Ah, dimenticavo, ringraziate che nel filmato non abbiano inserito i mandolini e una donna baffuta.
Mar
Axl
23 mag 2007 - 08:55 - #25Non fa ridere. Come qualcuno ha già detto, è comicità di grana grossa.
Ma la cosa triste è che il 90% degli americani (esclusi gli ispanici) non si accorgeranno che il tizio parla una specie di spagnolo, non certo italiano.
stesc86
23 mag 2007 - 14:30 - #26a me ha fatto ridere…non capisco le critiche. D’altronde anche noi prendiamo in giro altri popoli…
Detty
23 mag 2007 - 14:43 - #27Lo trovo geniale, almeno quanto Borat !
Guido
23 mag 2007 - 18:38 - #28Sempre d’accordo per prendersi / farsi prendere in giro, ma mi sembra che lo sketch più che far ridere metta in evidenza l’ignoranza di chi l’ha scritto.
Volendo trovare una giustificazione a tanta ignoranza, c’è da dire che gli italo-americani sono molto più “macchietta” degli italiani residenti in Italia. E visto che gli americani hanno vicino a sé gli italo-americani e non noi, si può capire che facciano di tutta l’erba un fascio.
Ciao,
Guido
Alessandro scascia
23 mag 2007 - 21:16 - #29Nessuno si puo’ permettere di offendere l’Italia, soprattuto chi vede una televisone idiota come quella statunitense.
W L’ITALIA
Alessandro
Lorenzo64
23 mag 2007 - 23:22 - #30Punto primo: non fa ridere. Capisco che qualche povero di spirito si possa divertire con poco, ma pure la comicità ha delle regole.
Punto secondo: non è geniale, a meno che uno non definisca geniale utilizzare stereotipi sull’italoamericanità vecchi di un secolo (vedasi spaghetti e tovaglietta a quadri stile Lilli e il Vagabondo) o la gag della marionetta che schizza del vomito in faccia all’ospite (e allora Scherzi a parte entra a pieno titolo nella storia della televisione mondiale).
Punto terzo: pensare che negli USA vedano comunemente la televisione italiana e siano interessati a (oltre che in grado di) farne una parodia è quantomeno ingenuo. La cosa è fuori questione.
Punto quarto: se almeno il simpatico protagonista utilizzasse un idioma lontanamente italofono piuttosto che da messicano ubriaco che cerca di parlare greco si potrebbe tentare nonostante tutto di dare un giudizio pertinente.

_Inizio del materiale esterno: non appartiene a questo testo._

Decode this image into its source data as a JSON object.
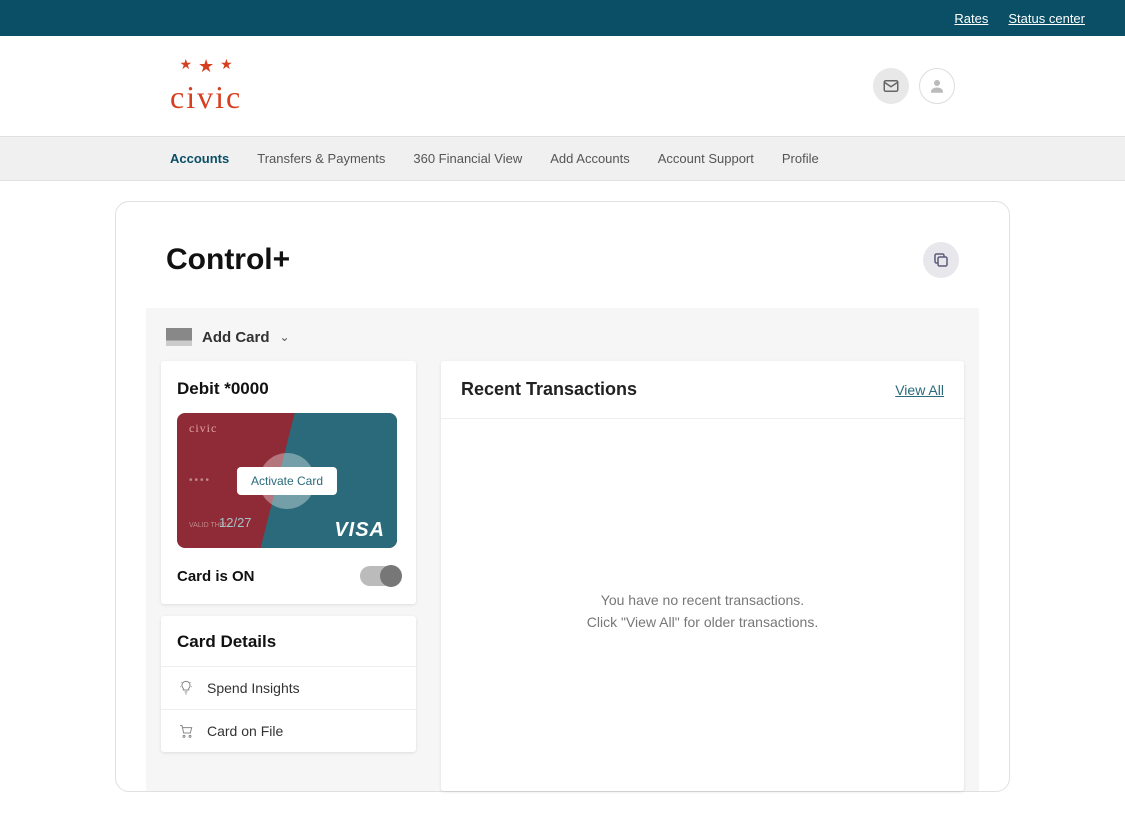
{
  "topbar": {
    "links": [
      "Rates",
      "Status center"
    ]
  },
  "brand": {
    "name": "civic"
  },
  "nav": {
    "items": [
      {
        "label": "Accounts",
        "active": true
      },
      {
        "label": "Transfers & Payments",
        "active": false
      },
      {
        "label": "360 Financial View",
        "active": false
      },
      {
        "label": "Add Accounts",
        "active": false
      },
      {
        "label": "Account Support",
        "active": false
      },
      {
        "label": "Profile",
        "active": false
      }
    ]
  },
  "page": {
    "title": "Control+",
    "add_card_label": "Add Card"
  },
  "card": {
    "name": "Debit *0000",
    "brand_on_card": "civic",
    "masked": "••••",
    "valid_label": "VALID THRU",
    "valid_thru": "12/27",
    "network": "VISA",
    "activate_label": "Activate Card",
    "status_text": "Card is ON",
    "toggle_on": true
  },
  "details": {
    "header": "Card Details",
    "items": [
      {
        "icon": "bulb",
        "label": "Spend Insights"
      },
      {
        "icon": "cart",
        "label": "Card on File"
      }
    ]
  },
  "transactions": {
    "header": "Recent Transactions",
    "view_all": "View All",
    "empty_line1": "You have no recent transactions.",
    "empty_line2": "Click \"View All\" for older transactions."
  }
}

Punto quinto e ultimo: non vedo quindi che cosa ci sia di offensivo nei confronti degli italiani. Se c’è qualcosa che rifulge in questo sketch è l’assoluta ignoranza da parte del coraggioso comico (?) della minima nozione di ciò che riguarda l’Italia e la lingua italiana. Se si divertono così…
fabrizio1975
24 mag 2007 - 14:24 - #31Tutti i nostri presentatori intervistano senza competenza e senza sapere uno straccio di lingua straniera che non sia il romanesco
zengione
24 mag 2007 - 23:14 - #32Non fa per niente ridere, è pressapochista e si basa su dei luoghi comuni così triti e vieti che stupisce qualcuno dia ancora loro credito. La parlata del tizio dimostra, poi, lo spocchioso e stupido complesso di superiorità degli anglofoni verso le lingue neolatine.